VIEWPOINT - CUDC Quarterly 1:3 - Srping 2001

First Suburbs in a Regional Perspective
Terry Schwarz, AICP
Senior Planner, Urban Design Center of Northeast Ohio

Like metropolitan areas all across the country, Northeast Ohio is struggling with issues of regional land use, equitable allocation of limited resources and urban sprawl. The region’s population is growing little, if at all, so people’s decisions about where they live, work and shop have far reaching political and economic consequences. Although there is significant market demand for residential, commercial and industrial development in the outlying suburbs and the rural areas beyond, this development drains residents, jobs and tax revenues from the City of Cleveland and its inner ring suburbs, pulling affluence out to the periphery of the region and leaving behind aging buildings and infrastructure, and concentrated poverty.

The First Suburbs, those communities that border the City of Cleveland, are caught in the middle. Because these individual municipalities are much smaller than Cleveland and have, for the most part, experienced a milder and more gradual kind of decline, they cannot readily tap into the federal and state resources available to Cleveland for large-scale redevelopment. Unlike newer, outer ring communities, the First Suburbs have little vacant land for development, so they have few opportunities to attract the new housing and businesses they need to shore up declining tax bases.

Unwilling simply to watch and wait while the physical condition and economic health of their communities slowly but steadily deteriorate, elected officials and staff from the First Suburbs have united to gain support for their common concerns and to lobby for resources to help reverse the decline. Their efforts have begun to result in positive change and have even attracted the attention of urban policy experts, who cite the consortium as a model for aging suburban areas nationwide. At the same time, there is a degree of suspicion among officials in some of the outlying areas who are concerned that the increasing influence of the First Suburbs Consortium will be harmful to their own interests.

The argument in the outer ring is that development occurs in response to market demand. The newer suburbs are where people want to live, shop, and locate their businesses, and this growing demand is what drives new development. And, after all, the First Suburbs were themselves the urban sprawl of the last century. The First Suburbs counter with the argument that much of the new development in outlying areas is being unfairly subsidized by residents of the central core whose tax dollars are being used to help build new roads and interchanges, extend infrastructure, and build new schools at the periphery.

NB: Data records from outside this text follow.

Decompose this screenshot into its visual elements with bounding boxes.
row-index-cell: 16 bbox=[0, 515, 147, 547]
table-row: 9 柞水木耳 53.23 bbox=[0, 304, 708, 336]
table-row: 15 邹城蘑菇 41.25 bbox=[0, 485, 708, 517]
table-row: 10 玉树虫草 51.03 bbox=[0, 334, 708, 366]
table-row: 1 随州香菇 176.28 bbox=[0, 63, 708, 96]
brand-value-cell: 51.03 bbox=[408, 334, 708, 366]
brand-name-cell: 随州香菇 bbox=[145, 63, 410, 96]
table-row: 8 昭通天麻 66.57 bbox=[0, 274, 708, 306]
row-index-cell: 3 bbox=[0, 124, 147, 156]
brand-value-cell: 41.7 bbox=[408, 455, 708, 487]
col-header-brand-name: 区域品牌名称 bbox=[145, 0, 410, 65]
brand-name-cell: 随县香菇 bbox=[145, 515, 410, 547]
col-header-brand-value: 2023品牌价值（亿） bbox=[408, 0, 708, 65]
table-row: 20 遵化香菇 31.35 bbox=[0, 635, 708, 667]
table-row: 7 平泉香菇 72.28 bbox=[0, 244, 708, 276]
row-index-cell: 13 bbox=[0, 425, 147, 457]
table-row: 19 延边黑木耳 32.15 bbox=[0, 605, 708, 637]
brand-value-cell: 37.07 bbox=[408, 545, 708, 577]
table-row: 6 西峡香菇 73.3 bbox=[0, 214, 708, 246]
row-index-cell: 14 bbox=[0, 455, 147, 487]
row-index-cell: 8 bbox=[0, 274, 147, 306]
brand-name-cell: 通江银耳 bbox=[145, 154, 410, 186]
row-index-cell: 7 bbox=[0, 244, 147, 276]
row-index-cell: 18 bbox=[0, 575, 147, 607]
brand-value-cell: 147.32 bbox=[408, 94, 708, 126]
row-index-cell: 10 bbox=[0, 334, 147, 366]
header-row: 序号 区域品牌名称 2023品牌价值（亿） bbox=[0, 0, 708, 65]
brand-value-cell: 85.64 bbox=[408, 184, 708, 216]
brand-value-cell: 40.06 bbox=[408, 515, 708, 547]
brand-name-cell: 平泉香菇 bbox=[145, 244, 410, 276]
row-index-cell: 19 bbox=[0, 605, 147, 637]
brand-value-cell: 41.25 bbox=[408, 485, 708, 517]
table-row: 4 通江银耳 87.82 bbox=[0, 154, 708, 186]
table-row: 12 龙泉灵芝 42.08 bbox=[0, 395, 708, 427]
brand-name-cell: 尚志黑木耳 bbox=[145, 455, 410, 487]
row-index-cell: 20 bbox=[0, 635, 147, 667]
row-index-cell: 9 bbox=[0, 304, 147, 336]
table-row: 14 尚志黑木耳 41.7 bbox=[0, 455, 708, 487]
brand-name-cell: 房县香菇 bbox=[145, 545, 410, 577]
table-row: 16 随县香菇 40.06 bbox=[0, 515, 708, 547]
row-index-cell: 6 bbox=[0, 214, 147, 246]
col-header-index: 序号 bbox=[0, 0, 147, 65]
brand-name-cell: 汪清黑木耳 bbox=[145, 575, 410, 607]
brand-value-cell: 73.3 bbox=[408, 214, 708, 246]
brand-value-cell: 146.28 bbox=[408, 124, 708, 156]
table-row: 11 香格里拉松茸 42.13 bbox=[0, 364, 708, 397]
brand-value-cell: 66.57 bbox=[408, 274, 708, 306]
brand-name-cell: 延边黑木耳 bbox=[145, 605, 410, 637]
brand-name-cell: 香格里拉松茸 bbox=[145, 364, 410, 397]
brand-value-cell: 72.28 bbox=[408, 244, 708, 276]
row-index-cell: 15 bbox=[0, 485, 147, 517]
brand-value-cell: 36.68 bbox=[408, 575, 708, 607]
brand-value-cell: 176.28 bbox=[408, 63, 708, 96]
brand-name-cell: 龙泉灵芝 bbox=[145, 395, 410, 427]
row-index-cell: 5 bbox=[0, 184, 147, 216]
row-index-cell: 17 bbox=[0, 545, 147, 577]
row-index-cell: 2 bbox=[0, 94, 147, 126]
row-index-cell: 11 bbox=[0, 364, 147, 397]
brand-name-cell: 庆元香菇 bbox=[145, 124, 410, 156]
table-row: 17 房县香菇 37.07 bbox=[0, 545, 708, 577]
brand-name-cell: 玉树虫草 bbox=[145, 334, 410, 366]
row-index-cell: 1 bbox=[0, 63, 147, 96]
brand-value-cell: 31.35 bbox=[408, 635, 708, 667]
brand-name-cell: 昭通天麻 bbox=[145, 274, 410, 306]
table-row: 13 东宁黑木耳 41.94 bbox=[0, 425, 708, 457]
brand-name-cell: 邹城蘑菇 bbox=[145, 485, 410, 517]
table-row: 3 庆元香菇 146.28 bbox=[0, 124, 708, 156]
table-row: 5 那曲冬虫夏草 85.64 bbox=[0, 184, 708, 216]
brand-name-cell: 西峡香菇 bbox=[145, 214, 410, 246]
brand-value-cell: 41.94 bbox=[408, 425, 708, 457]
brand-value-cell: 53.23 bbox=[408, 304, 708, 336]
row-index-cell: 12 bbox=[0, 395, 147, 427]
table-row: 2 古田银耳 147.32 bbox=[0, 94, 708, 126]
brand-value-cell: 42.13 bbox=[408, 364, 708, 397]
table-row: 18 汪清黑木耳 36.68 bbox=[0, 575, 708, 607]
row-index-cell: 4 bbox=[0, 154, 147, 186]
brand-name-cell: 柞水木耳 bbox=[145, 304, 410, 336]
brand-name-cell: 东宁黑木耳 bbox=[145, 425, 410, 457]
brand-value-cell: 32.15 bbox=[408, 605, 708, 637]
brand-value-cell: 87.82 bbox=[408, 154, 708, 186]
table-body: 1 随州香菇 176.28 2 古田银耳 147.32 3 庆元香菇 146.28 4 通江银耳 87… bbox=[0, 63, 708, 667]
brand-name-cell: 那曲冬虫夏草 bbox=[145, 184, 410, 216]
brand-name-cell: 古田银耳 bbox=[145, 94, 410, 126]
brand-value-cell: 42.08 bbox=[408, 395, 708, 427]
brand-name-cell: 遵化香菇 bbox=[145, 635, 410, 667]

In this endless tug-of-war for residents, development and public funds, a key question gets obscured. Can the central city, the inner-ring suburbs and developing communities at the outer edges of the region peacefully coexist? Clearly people want choices in selecting their environments. A nice old house in a dense Cleveland Heights neighborhood may be perfect for me but utterly unappealing to someone who dreams of a new house on acres of land in Geauga County or a loft apartment in downtown Cleveland. The metropolitan regions most likely to thrive in the new century are those that offer the widest range of high quality housing options and amenities. The implication for Cleveland, then, is that we all need to look beyond the boundaries of the places where we have chosen to live and work and seriously consider what is best for the region.

Of course, that’s easier said than done when each local jurisdiction clings tightly to its home rule authority and every gain for one community seems to come at the expense of another. But together we must figure out how to stabilize the central city as the economic and cultural heart of the region, while simultaneously protecting older suburbs from decline, encouraging appealing and responsible new development at the periphery, and preserving sensitive environmental and agricultural land, or our region will never achieve its full potential. Creating a dynamic and equitable regional vision is a big challenge, to be sure, but our collective futures depend on it.